Sunday night at the Oscars, Natalie Portman was giving her acceptance speech for Best Actress when she thanked “my beautiful love, Benjamin Millepied who choreographed the film and has now given me the most important role of my life” – motherhood. It was a beautiful moment, but this Salon writer, Mary Elizabeth Williams, found Portman’s words “jarring.” She got the creepy-crawlies at the thought of motherhood. She doesn’t like it when people:
refer to motherhood as the most important thing a woman can possibly do … is motherhood really a greater role than being secretary of state or a justice on the Supreme Court? Is reproduction automatically the greatest thing Natalie Portman will do with her life?
Well, I happen to agree that motherhood is Portman’s most important role. But we’re not talking about a woman secretary of state or justice, we’re talking about an actress. And because she’s an actress, the term “role” is quite literal. Portman has played many parts in her young career, from Queen Amidala to Anne Boleyn to Nina Sayers in Black Swan for which she won her award for Best Actress in a Lead ROLE. So, yes, I would say Mother is far more important a role to play than any of these characters. And good for her for saying so!
But the Slate author just doesn’t get it:
Why, at the pinnacle of one’s professional career, would a person feel the need to undercut it by announcing that there’s something else even more important? Even if you feel that way, why downplay your achievement?
Wow, really? She begrudges Portman for having the humility to acknowledge that there are things in this world bigger and more important than – GASP – acting?!
Interestingly enough, the writer quotes Annette Bening as an example of – well, actually, I’m not sure WHY she quotes Bening, something about working mothers but the point isn’t clear – but Bening gets to the heart of what the writer doesn’t understand. She says of motherhood, in part:
“a lot of the time your life is not about you … There’s that selflessness you need to find …”
Seems like Portman has already found that selflessness, while the writer wishes she would simply be selfish and bask in herself and her own glory.
The author goes on to gripe:
when was the last time a male star gave an acceptance speech calling fatherhood his biggest role?
I’m not sure if any man has or hasn’t, but someone should have. Fatherhood is a very important role, especially today when 22% of children live in single mother homes. In fact, isn’t it
Hollywood and the Left that are always trying to tell us fathers aren’t
all that important?
In closing, the author writes:
Motherhood is important. So is work. And you don’t have to backhandedly downplay one to be proud of the other.

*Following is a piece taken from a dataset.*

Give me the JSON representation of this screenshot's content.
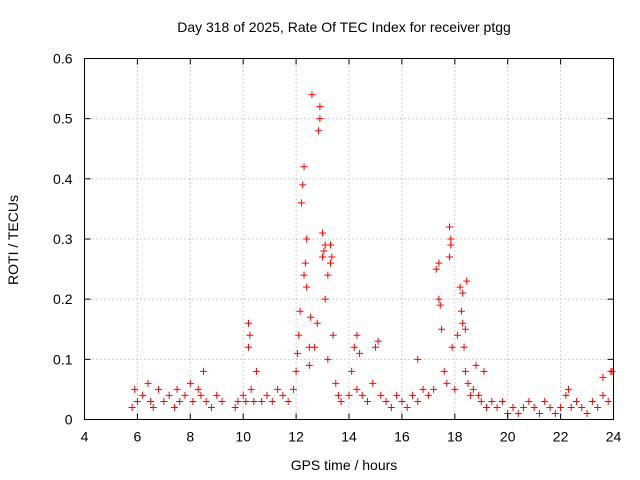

How does saying her most important role is that of a mother “backhandedly downplay” her role in Black Swan? She’s not insulting her own work, but stating the simple fact that there are more important things in life.
The visceral reaction from people like the Slate writer, upon watching Natalie Portman talk about “the most important role of [her] life,” makes complete sense when you consider that it goes against everything strident feminists believe. Any good thoughts about motherhood or the mere presence of a visibly pregnant woman gives them the heebie jeebies because, to them, motherhood is a choice and their first instinct is that a baby is a parasite to be removed.
We can’t be too complementary of motherhood lest we offend the women who chose to kill their babies. We can’t call it the most important role because that is insensitive to women who don’t have or want children. We can’t celebrate the unique role of the mother because that would mean acknowledging the differences between men and women and that these differences can be good. We can’t talk about motherhood and careers at the same time because that means that we value one over the other and both are equally good and valid – especially having a career.
Only a feminist would complain about an actress not being self-centered and narcissistic. Only a feminist would be offended at the thought of raising the next generation being one’s most important role. Only a feminist would consider being thankful to have a child with the one you love a backhanded slap at your career.
How sad that this writer chose to throw a feminissy fit over this beautiful moment for Natalie Portman and her family. I wish Portman well in the greatest role she, or any woman, will ever play.
UPDATE: KJ Dell’Antonia from Slate gets in on the act, saying Portman was just “spouting the party line” and adds:
every time a powerful woman downplays her other achievements as inferior to her maternal status, she feeds the doubt that still pursue working mothers at every end of the spectrum: Will she really take her work seriously or will she put her children first?
Again, this isn’t a zero sum game – calling motherhood your most important role does not downplay other achievements, and the choice isn’t between either “take work seriously” or “put children first.” Feminists might not believe it, but women CAN do a job well, while prioritizing their children’s lives – women are known for their great abilities to multi-task, after all.
But even if it WERE a zero sum game, so what? The role of mother is more important than any regular “job” and it should be – whoops, can’t say that! – might hurt some working moms’ feelings or make her doubt herslf! We aren’t allowed to say ANYTHING is more important than a career because apparently that is the end all and be all of being a woman, anything else is bending to the will of the powerful and oppressive patriarchy or some such b.s.